Part I - Study Skills and Strategies

Principles and Strategies for Memorization

6. Think about it. A fact doesn't belong to you until you have used it. In making use of this principle, plan to spend not more than one-half of your study period in reading your lesson. Use the other half in doing something with what you learn. Think about what you have studied, write down notes on it, and explain it to somebody else.

7. Logical memory. One of the most important of all aids to the remembering process is the habit of associating a new idea immediately with facts or ideas that are already firmly lodged in the mind. This association revives and strengthens the old memories and prevents the new one form slipping away by anchoring it to the well-established framework of your mental world.

8. Remembering by brute force. We will forget more, on the average, during the first hour after learning that during the next 24 hours; and we will forget more, on the average, during the first day than we will during the next thirty days. Whatever is left after thirty days time, we will probably be able to hold on to without much further loss for years to come.

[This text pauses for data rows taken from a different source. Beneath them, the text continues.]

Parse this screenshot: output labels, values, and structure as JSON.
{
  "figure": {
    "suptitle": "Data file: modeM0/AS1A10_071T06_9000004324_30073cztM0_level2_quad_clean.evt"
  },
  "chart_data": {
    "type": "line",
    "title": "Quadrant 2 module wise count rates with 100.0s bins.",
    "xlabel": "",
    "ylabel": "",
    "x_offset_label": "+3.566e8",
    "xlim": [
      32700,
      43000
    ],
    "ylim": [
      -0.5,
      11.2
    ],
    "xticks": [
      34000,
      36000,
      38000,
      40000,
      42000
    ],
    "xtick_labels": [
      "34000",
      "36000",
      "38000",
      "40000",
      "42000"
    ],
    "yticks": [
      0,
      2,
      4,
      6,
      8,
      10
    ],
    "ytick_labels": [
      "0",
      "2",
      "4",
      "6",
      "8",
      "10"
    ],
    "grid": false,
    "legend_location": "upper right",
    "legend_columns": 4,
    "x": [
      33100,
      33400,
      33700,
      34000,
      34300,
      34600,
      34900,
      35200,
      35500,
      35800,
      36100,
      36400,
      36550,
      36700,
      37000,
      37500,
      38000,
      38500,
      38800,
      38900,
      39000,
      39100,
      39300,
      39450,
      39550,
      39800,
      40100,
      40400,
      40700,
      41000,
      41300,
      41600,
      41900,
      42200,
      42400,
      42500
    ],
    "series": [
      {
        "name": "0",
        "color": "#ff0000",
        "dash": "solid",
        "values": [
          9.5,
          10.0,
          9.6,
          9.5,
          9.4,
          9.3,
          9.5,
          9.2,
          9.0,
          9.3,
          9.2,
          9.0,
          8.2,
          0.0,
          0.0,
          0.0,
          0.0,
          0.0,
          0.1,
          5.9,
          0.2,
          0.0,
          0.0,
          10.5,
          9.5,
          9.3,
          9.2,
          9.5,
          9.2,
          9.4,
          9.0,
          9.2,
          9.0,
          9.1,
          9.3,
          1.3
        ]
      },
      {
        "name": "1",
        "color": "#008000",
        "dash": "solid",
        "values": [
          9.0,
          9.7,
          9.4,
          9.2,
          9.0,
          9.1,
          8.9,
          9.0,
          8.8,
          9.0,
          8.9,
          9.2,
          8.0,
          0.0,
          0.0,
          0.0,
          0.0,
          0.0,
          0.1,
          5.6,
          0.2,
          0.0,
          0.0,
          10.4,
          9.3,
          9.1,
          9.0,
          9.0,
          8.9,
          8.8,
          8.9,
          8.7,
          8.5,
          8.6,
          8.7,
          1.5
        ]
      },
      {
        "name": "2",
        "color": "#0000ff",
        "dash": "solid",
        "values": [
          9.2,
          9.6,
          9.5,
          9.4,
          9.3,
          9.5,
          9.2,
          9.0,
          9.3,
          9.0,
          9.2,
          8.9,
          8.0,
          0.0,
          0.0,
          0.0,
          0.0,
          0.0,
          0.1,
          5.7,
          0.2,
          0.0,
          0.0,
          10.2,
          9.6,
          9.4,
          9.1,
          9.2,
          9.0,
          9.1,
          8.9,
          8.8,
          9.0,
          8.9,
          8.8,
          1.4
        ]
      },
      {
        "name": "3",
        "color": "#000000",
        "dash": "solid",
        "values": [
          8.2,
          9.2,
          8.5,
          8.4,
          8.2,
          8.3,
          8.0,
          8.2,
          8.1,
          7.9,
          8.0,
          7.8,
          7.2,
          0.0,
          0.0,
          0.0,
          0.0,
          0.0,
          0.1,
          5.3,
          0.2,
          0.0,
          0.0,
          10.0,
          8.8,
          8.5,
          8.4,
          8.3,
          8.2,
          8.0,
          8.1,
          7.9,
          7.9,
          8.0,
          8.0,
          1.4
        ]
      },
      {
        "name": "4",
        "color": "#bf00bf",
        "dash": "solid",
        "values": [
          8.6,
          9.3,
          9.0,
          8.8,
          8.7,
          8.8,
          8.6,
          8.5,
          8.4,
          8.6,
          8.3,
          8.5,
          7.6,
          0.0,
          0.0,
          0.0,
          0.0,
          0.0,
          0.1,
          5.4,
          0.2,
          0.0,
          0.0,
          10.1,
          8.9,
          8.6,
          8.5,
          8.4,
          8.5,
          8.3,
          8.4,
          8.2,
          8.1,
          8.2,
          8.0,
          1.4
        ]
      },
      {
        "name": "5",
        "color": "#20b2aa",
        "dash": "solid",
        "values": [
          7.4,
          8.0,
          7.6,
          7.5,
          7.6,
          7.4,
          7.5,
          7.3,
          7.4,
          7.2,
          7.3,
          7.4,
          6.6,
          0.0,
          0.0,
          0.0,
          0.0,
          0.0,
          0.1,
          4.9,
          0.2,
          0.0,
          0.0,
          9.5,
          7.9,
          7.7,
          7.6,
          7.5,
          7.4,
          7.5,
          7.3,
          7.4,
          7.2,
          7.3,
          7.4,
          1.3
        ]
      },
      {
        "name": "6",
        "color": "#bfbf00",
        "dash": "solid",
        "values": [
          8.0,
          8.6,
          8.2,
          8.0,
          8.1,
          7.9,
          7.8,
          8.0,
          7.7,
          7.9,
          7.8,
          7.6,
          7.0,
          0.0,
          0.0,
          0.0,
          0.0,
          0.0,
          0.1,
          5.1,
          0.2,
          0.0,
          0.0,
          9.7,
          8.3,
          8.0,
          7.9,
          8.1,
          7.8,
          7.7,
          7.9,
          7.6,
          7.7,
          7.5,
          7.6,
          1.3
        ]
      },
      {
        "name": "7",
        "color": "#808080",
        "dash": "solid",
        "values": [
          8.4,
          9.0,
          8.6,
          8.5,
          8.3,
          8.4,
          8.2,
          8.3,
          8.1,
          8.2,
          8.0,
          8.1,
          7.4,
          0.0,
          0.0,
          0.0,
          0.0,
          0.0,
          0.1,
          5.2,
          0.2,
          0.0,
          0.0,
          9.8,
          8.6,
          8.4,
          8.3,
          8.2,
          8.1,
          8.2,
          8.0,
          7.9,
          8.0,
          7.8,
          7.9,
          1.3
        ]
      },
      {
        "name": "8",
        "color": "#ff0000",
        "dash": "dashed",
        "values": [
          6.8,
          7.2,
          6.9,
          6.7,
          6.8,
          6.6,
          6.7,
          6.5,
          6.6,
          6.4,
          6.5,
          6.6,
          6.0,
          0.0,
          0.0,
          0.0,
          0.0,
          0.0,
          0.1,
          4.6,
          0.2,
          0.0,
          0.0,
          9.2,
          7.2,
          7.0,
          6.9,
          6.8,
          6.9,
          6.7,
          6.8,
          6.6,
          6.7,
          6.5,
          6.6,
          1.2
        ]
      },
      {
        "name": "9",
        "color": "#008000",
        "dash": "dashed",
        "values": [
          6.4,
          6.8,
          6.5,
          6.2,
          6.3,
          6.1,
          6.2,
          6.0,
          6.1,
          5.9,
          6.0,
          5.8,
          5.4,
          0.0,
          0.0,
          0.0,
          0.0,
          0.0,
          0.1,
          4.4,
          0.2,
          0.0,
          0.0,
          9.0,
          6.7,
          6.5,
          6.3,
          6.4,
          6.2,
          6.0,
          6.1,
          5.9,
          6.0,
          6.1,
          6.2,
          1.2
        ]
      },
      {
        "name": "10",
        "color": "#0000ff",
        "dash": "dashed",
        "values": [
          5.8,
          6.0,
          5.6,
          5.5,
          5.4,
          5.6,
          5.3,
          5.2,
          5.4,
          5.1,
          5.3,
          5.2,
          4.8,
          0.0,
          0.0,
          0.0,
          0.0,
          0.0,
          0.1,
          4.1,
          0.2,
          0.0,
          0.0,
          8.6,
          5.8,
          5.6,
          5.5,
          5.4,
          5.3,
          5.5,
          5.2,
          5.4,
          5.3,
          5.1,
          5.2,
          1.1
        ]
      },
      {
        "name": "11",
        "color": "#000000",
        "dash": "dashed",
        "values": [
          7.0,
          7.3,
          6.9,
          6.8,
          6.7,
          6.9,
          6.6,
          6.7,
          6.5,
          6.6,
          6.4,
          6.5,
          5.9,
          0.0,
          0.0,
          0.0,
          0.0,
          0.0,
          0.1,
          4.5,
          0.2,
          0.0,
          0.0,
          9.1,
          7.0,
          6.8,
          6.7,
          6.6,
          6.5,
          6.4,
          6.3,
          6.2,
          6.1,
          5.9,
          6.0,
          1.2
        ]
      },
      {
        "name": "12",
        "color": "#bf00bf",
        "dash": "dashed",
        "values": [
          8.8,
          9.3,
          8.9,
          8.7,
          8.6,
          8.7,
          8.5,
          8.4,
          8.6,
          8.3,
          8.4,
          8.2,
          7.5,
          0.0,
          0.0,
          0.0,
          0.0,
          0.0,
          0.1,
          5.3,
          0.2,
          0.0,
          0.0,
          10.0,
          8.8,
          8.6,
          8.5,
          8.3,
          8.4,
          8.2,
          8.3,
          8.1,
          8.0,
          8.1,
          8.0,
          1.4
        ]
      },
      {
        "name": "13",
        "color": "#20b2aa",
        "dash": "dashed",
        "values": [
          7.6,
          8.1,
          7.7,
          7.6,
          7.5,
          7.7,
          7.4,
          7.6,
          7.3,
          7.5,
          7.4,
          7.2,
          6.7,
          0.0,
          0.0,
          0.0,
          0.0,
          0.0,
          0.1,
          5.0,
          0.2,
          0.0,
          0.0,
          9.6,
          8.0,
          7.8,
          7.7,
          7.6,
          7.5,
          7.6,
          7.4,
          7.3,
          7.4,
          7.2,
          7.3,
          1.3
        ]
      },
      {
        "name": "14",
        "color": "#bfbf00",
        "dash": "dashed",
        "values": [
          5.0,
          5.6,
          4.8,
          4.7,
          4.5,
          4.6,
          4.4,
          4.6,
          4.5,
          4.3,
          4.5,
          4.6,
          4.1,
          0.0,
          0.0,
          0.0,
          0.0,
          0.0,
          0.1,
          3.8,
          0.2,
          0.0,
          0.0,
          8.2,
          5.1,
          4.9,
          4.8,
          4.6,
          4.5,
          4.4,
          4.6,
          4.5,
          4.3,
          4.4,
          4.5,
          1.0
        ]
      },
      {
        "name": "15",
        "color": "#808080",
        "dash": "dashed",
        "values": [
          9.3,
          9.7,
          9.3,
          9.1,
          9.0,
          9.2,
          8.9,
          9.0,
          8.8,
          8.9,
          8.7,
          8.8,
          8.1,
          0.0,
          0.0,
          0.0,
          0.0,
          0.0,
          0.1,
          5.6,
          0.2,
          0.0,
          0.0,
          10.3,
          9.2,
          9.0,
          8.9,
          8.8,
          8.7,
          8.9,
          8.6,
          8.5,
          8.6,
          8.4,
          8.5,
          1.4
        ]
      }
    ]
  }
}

9. Reviewing is much more effective if carried out before memories have entirely escaped than it is after considerable time has elapsed. Repetitions should be strung out over as long a time as is available. We remember better if we pause a little between periods of study.

10. How much study? You should study more than enough to learn your assignment. Experiments have proven that 50% more resulted in 50% better retention. After a week had passed, it was found that extra work had salvaged six times as much of the material as in the case when it was barely learned.